PESHAWAR, Nov 24: Hundreds of the Taliban fighters gave themselves up to the Northern Alliance forces on Saturday to end the siege of Kunduz as part of an agreement to surrender their last stronghold in northern Afghanistan by the weekend.

“The process is on,” a spokesman for the governor of Kunduz told Dawn. He said the Taliban fighters were expected to turn themselves over to the Northern Alliance by the weekend.

“I see no problem as far as the foreign fighters are concerned. They will also surrender to the Northern Alliance. Some of them have already given themselves up,” the spokesman said by phone from Kunduz.

Reports reaching here said that more than 1,000 Taliban fighters had surrendered to the Northern Alliance.

Uzbek warlord and alliance commander Gen Rashid Dostum told reporters in Mazar-i-Sharif that more than 500 Taliban, including some “foreign mercenaries” had surrendered to his forces.

“The Taliban would be allowed to go home while the foreign fighters would be handed over to the UN,” he said.

Dostum’s spokesman Shamsul Haq Nasiri told the BBC Pushto broadcast that over 500 Taliban fighters had been shifted to a jail in Mazar-i-Sharif. “There is no need to fight. We will respect the agreement reached between Dostum and Mulla Dadullah.”

Gen Dostum said that a surrendering Taliban soldier detonated a hand-grenade killing himself and two other fighters and wounding an alliance commander. The incident occurred when the alliance forces were searching the surrendering Taliban.

One report said the surrendering Taliban looked weary and despondent, and tried to hide their faces from cameras.

Gen Dostum and the Taliban deputy defence minister had reached an agreement last week paving the way for the end of siege of Kunduz that provides a northern route to Tajikistan.

The United Nations has no representative in Afghanistan and it is expected that the foreign fighters would continue to remain in jail for some time.

Dostum’s spokesman said the Taliban came riding in 20 pick-ups and brought with them heavy weapons and laid them down before the Northern Alliance forces. He hoped that the surrender would complete in the next 24 hours.

Reports said over 600 Taliban drove out of Kunduz eastwards via Bangi Pull and surrendered to the Northern Alliance forces led by Gen Dostum who oversaw the operation.

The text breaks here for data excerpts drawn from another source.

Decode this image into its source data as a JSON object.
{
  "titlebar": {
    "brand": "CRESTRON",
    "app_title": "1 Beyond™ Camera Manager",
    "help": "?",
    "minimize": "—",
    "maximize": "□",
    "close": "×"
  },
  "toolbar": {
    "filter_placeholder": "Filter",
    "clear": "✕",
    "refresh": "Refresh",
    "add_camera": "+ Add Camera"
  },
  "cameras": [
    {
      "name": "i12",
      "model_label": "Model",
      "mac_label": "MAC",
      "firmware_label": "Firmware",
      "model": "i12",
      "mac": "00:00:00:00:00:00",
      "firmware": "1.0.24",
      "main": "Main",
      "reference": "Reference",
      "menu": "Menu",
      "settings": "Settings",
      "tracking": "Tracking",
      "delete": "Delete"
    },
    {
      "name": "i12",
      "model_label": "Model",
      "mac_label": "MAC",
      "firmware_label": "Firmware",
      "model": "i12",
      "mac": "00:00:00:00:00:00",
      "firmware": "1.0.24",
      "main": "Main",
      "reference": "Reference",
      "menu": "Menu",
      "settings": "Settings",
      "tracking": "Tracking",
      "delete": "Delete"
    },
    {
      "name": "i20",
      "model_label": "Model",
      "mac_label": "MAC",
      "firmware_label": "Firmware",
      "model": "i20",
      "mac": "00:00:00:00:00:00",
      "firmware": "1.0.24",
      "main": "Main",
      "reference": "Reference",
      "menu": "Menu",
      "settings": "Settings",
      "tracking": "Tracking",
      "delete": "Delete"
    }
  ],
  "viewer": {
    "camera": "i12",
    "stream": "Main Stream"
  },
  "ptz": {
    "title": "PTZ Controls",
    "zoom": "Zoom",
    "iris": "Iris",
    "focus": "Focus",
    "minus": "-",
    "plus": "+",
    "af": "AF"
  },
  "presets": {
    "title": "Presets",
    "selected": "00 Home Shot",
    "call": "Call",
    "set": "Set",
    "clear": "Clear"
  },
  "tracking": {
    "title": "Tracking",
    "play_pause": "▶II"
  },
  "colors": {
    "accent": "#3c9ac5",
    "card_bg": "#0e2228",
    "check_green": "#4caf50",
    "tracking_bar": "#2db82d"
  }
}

Another convoy of 400 Taliban fighters came out to the west of Kunduz and surrendered to the Northern Alliance forces. One report said that top Taliban commander Mulla Hamidullah was among those who surrendered.

Nasiri said that he had 2,000 forces at his command to take security of Kunduz.

There are over 24,000 Taliban fighters in Kunduz. The number of foreign fighters holding out in the city is not known but the Northern Alliance says they are in thousands and include Arabs, Chechens and Pakistanis.

MAIDAN-I-SHEHR: Over 200 fighters in Maidan-i- Shehr, a village near Kabul, surrendered to the Northern Alliance as part of an agreement to end days of fighting.

A Taliban commander in Maidan-i-Shehr, Haji Ghulam Muhammad Maidani, confirmed the agreement.

KANDAHAR: Pakhtoon tribal leader Hamid Karzai claimed on Saturday that his forces had scored a key victory near Kandahar, agencies add.

Taliban forces remain in control of Kandahar and a large patch of territory around it, despite advances by local Pakhtoon leaders and attacks on pockets of resistance by US and British commandos.

Karzai, a former deputy foreign minister and close ally of former king Zahir Shah, said local tribal militia had attacked the Taliban on Friday around Takhtapul, some 45km southeast of Kandahar.

“People rose up against the Taliban and liberated the area. The Taliban tried to counter attack and retake the area but they couldn’t,” Karzai said via satellite phone from southern Afghanistan.

“A district between Spin Boldak and Kandahar has been liberated and presumably the road from Kandahar to Pakistan has been cut off.”

A Taliban spokesman denied the report, branding it “baseless,” according to the Afghan Islamic Press.

QATAR WORRIED: Qatar, which has supported the US-led war, voiced fears on Saturday for its nationals who are thought to be trapped in the pocket after volunteering to fight for Al Qaeda.

“Qatar has expressed deep concern for the fate of Arabs and other foreigners in Afghanistan, particularly in Kunduz, who risk being massacred for ethnic reasons, in violation of international law and human rights,” a foreign ministry spokesman told the QNA state news agency.